My daughter has been taking dance classes all year long. It’s her first year of lessons and I can admit that I was pretty excited for her to begin. As a former dancer, I’m still very in love with the dance world, even if I hate the picture portrayed by shows like Dance Moms. I love the confidence and body control it can teach young women. I love the artistic expression. And I love the years I spent competing in ballet, jazz, tap and lyrical.

So my daughter started dance this year. And she hasn’t been completely thrilled. She was in the beginning, but towards the end of the year there were a couple weeks where it was difficult to get her through the door for her half-hour lesson. I was pretty sure that she wouldn’t want to continue on next year.

Then, I started watching So You Think You Can Dance with my daughter. It’s the first time that I’ve allowed her to watch anything along those lines. Normally she gets a short cartoon before bed. The idea that she got to watch “grown-up” television was cool enough. But seeing dancers who are astonishingly talented has completely changed my daughter’s perspective.

After just a few short evenings of letting her watch the auditions, my little girl is in full on dancer-mode. And it’s not even the pretty little ballerina you would except from a four-year-old. Today, she wanted to wear black leggings and a black tank top to daycare. “This is what a dancer wears,” she explained to me.
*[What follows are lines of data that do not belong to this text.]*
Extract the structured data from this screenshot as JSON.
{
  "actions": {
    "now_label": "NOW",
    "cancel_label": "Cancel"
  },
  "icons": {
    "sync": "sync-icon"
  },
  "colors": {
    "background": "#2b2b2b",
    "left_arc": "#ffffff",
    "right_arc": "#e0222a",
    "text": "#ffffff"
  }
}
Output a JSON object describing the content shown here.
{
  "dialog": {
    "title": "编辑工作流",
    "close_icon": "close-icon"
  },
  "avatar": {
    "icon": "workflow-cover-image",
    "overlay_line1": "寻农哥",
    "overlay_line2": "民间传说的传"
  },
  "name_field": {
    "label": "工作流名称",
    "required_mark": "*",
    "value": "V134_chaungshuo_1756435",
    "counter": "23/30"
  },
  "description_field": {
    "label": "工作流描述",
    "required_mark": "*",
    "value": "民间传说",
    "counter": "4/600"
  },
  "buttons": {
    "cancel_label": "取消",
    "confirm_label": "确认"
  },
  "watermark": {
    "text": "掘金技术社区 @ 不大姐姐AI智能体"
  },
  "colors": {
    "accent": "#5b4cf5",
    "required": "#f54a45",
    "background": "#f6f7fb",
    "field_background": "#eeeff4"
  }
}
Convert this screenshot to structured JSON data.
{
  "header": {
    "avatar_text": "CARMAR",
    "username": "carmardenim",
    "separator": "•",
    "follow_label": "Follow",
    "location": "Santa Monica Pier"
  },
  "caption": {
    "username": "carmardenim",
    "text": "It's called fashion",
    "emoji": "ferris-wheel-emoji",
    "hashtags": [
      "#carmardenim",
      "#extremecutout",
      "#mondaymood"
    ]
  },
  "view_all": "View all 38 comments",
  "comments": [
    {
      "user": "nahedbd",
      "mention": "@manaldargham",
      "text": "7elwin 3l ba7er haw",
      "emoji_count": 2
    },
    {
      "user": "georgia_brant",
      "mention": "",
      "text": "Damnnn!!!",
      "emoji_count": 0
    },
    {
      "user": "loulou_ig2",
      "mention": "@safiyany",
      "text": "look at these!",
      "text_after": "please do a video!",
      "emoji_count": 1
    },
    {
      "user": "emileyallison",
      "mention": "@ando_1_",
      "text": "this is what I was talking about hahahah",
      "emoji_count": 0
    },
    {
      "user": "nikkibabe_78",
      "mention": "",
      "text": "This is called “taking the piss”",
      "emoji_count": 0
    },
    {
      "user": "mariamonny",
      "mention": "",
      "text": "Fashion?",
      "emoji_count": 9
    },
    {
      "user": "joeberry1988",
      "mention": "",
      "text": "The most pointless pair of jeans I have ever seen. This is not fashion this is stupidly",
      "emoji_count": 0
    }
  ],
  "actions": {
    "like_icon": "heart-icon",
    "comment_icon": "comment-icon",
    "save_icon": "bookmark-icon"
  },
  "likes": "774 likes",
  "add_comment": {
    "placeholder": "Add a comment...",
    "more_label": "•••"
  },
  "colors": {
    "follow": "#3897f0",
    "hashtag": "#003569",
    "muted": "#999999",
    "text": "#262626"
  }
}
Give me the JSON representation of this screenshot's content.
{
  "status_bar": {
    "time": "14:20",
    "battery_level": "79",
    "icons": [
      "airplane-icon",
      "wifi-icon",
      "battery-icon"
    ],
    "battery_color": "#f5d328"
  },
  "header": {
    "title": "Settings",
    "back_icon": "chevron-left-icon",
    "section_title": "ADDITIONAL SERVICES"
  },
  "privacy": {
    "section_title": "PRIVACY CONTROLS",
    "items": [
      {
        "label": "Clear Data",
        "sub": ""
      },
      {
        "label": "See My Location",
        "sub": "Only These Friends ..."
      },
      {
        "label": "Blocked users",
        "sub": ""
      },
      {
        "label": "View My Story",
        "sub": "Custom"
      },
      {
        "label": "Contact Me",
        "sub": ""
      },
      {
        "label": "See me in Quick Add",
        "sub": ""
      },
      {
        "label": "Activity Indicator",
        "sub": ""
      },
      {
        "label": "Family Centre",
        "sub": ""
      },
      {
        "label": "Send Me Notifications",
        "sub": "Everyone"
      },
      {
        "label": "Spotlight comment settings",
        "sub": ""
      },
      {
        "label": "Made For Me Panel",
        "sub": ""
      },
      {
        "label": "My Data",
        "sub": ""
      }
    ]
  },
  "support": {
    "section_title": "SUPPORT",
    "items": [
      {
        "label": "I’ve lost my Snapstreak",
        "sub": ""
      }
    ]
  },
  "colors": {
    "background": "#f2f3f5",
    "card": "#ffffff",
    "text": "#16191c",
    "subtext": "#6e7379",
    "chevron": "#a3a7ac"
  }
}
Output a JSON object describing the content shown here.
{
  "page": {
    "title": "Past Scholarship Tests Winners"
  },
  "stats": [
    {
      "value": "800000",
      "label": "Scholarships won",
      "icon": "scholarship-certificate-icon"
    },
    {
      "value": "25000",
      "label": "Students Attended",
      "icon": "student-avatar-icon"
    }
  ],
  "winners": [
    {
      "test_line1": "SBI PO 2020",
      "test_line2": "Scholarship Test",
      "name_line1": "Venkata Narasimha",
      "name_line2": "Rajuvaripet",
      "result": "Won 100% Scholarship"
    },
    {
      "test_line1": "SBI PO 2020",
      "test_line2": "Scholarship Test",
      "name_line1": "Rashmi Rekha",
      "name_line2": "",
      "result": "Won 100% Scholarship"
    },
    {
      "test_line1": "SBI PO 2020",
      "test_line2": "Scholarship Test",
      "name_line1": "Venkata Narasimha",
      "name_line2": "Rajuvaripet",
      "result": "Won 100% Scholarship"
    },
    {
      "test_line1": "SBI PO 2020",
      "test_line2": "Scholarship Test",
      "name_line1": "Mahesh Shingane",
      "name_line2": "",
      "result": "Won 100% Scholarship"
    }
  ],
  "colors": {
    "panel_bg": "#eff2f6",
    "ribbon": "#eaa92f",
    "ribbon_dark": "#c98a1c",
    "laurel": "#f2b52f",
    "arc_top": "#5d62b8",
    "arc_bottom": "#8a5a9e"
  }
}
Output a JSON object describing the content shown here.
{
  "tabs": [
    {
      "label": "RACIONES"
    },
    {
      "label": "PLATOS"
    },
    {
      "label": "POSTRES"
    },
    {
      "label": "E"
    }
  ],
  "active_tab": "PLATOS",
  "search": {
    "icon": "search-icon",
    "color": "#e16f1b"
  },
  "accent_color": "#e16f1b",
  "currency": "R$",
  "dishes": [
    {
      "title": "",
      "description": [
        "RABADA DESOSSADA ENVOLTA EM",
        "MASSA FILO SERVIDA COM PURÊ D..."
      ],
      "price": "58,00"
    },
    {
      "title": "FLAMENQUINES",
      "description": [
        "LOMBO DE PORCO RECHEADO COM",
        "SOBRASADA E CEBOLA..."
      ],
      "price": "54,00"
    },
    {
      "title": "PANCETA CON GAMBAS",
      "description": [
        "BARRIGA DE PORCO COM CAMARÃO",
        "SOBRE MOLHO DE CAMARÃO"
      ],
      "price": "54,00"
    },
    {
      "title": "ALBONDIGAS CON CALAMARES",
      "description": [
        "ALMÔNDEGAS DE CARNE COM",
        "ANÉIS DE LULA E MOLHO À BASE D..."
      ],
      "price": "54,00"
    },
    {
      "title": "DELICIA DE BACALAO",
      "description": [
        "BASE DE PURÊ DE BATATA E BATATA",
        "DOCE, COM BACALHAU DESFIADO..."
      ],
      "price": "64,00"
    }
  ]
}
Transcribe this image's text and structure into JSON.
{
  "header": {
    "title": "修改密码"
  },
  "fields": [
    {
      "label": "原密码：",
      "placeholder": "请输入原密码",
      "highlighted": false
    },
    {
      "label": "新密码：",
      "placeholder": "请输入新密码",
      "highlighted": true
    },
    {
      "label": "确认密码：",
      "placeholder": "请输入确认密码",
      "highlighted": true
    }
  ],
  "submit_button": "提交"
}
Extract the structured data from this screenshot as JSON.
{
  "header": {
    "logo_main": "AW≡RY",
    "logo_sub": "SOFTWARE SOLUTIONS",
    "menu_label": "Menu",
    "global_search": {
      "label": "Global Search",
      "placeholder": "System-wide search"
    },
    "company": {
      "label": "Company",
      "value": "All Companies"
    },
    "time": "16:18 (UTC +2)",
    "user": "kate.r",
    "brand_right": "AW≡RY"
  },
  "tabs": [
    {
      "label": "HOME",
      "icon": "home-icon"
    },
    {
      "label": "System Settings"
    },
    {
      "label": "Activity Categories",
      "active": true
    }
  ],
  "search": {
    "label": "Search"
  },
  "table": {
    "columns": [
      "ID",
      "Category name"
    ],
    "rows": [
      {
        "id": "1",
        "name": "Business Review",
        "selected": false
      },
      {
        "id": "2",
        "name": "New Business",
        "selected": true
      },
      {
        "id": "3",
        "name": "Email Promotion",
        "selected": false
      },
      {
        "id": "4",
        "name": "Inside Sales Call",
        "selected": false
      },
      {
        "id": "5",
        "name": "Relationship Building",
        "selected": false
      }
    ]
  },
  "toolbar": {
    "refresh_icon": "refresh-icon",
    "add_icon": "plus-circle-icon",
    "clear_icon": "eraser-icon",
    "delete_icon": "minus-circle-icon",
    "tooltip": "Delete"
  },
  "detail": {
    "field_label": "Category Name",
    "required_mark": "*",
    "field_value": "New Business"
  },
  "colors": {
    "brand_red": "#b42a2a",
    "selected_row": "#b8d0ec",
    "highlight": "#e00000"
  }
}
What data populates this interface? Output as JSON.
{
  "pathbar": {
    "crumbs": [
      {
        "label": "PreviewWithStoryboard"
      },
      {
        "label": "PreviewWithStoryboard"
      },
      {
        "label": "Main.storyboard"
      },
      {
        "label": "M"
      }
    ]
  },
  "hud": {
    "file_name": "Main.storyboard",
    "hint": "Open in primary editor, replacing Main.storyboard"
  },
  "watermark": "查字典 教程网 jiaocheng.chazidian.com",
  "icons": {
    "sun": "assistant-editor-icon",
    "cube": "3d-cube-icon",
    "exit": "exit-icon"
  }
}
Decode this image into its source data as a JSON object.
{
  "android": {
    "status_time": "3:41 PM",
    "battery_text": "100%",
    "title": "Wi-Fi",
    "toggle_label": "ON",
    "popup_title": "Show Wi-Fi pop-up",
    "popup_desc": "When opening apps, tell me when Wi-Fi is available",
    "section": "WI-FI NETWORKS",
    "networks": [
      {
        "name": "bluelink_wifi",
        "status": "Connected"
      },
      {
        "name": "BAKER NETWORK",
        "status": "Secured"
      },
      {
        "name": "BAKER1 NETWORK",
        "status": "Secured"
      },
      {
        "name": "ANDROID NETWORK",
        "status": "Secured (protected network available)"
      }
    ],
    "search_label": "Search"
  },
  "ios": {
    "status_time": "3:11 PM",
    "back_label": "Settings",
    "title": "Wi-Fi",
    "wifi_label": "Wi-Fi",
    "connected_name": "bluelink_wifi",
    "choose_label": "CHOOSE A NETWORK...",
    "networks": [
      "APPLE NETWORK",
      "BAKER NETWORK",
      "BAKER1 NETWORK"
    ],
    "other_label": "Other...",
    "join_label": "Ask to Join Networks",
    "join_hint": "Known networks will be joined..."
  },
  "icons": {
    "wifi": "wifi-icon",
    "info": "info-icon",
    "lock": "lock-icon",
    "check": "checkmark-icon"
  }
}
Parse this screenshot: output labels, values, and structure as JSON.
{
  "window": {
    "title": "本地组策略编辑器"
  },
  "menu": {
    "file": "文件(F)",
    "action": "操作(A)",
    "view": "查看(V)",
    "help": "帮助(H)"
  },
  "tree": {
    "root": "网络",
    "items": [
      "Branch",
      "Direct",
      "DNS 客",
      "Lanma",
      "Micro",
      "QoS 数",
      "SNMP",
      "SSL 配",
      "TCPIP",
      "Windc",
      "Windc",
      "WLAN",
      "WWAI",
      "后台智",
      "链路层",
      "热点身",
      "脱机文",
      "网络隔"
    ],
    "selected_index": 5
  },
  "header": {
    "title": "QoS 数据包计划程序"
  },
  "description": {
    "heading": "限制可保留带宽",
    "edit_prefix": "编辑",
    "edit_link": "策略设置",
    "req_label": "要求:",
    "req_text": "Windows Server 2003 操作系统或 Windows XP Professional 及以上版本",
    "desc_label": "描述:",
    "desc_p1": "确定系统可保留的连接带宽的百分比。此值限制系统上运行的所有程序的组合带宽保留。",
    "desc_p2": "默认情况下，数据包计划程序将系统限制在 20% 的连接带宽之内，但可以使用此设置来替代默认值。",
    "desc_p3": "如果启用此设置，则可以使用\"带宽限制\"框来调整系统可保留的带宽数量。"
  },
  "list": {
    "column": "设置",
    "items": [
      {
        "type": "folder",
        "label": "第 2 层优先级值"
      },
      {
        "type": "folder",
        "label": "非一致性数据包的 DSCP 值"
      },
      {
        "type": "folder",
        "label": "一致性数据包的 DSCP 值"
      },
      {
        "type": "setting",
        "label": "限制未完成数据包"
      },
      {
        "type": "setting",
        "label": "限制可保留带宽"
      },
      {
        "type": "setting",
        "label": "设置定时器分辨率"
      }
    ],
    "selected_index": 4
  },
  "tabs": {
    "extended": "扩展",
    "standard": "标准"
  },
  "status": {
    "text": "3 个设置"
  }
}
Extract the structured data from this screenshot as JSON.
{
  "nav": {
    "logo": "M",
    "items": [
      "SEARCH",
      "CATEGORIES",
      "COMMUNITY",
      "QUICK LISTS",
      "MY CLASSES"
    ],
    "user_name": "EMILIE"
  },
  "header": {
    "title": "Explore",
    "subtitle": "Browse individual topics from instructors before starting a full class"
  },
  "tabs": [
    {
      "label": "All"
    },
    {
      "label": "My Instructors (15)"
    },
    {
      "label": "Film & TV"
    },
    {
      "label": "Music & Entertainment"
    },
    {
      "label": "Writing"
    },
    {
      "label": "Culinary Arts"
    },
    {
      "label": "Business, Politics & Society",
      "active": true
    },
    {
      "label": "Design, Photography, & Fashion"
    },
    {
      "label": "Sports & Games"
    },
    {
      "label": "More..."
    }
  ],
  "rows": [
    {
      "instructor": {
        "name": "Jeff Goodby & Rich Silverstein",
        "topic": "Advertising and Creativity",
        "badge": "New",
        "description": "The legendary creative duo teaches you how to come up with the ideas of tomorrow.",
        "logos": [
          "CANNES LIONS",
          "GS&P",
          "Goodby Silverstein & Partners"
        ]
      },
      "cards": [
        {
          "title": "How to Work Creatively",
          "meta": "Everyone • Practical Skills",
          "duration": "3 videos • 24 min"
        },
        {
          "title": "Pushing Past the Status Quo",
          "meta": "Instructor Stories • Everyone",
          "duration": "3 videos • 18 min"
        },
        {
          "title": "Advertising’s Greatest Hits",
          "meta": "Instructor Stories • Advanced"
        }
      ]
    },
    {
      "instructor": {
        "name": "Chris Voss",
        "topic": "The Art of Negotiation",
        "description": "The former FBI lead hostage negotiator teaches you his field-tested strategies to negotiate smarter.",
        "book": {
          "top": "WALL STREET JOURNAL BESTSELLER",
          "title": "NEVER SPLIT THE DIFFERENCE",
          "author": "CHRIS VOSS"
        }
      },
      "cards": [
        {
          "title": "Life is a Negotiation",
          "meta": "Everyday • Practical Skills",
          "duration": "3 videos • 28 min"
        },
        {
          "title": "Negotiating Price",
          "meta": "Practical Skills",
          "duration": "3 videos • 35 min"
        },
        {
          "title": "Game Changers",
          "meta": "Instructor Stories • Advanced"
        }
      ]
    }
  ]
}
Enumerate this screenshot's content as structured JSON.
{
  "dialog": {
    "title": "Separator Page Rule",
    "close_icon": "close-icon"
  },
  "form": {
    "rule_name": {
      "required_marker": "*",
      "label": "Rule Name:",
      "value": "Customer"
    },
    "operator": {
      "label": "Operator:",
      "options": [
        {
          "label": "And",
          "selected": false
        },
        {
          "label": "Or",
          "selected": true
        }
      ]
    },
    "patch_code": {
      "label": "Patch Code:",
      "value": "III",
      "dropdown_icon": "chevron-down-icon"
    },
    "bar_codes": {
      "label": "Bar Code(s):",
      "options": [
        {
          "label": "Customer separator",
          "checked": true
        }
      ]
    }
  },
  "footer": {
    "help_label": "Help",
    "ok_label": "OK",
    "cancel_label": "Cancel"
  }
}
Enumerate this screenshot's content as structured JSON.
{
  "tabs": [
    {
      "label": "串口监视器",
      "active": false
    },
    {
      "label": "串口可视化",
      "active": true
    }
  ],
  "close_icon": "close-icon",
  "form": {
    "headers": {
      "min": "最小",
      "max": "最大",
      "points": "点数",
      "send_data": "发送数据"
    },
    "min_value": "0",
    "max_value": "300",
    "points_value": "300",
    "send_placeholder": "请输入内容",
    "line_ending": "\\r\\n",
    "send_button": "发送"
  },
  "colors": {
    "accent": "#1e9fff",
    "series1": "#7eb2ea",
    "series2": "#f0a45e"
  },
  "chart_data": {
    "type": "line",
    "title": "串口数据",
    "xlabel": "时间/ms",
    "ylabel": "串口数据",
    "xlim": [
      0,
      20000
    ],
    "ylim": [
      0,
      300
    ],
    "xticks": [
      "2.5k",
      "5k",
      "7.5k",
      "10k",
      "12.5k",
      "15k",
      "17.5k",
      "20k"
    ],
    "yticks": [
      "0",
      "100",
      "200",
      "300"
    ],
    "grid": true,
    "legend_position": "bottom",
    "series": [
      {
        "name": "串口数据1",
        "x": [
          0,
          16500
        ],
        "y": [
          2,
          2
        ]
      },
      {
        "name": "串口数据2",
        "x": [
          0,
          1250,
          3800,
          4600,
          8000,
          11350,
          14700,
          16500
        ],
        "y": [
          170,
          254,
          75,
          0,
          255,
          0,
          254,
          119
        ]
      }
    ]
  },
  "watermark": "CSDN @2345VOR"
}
Now, instead of playing Play-Doh, I’m holding mock auditions in my living room. And we have to follow the exact SYTYCD pattern. She walks up and I ask her name and where she’s from. She’s always from New York. I ask her how long she’s been dancing and what type of dance she’ll be performing today. There she switches it up some.

Then, I get to watch my serious little girl strike a serious pose and wait for me to call out, “Cue Music” before she jumps and spins around the room. Obviously, her technique could use a little work, but the girl has spirit. Once I hold up my hand to stop the music (and then press stop on the music myself), she walks up to be critiqued. She doesn’t even care if she always gets a Golden Ticket or not, just as long as we follow the protocol.

Little kids love mimicry and I’m sure that something else will catch her eye and we’ll get to play it out in the living room. But my little girl isn’t just excited about creating her own auditions, she’s suddenly much more invested in her dancing career. When she cuddles up on the couch with me, she sounds determined to become as good as the kids on the screen. “Mom,” she’ll say, “It’s gonna take a really long time, but I can do that.” I don’t doubt her one bit.

The excitement she gets from seeing talented dancers reminded me of something very important about getting children involved in the arts. It’s important to show them what top-notch performances look like. It’s important to give them goals to reach for and dreams to keep in their heads. We need to take out little ones to the philharmonic and the art museum. They need to see a professional ballet and a theatrical production. If we want them to understand and appreciate these amazing mediums, we need to show them just how good a person can get.

My daughter might only be tapping her toes now, but she needed to know that more was possible. She wanted to know that there was more to do and a goal to strive for. Who knew that helping her find that would be as simple as turning on a reality competition?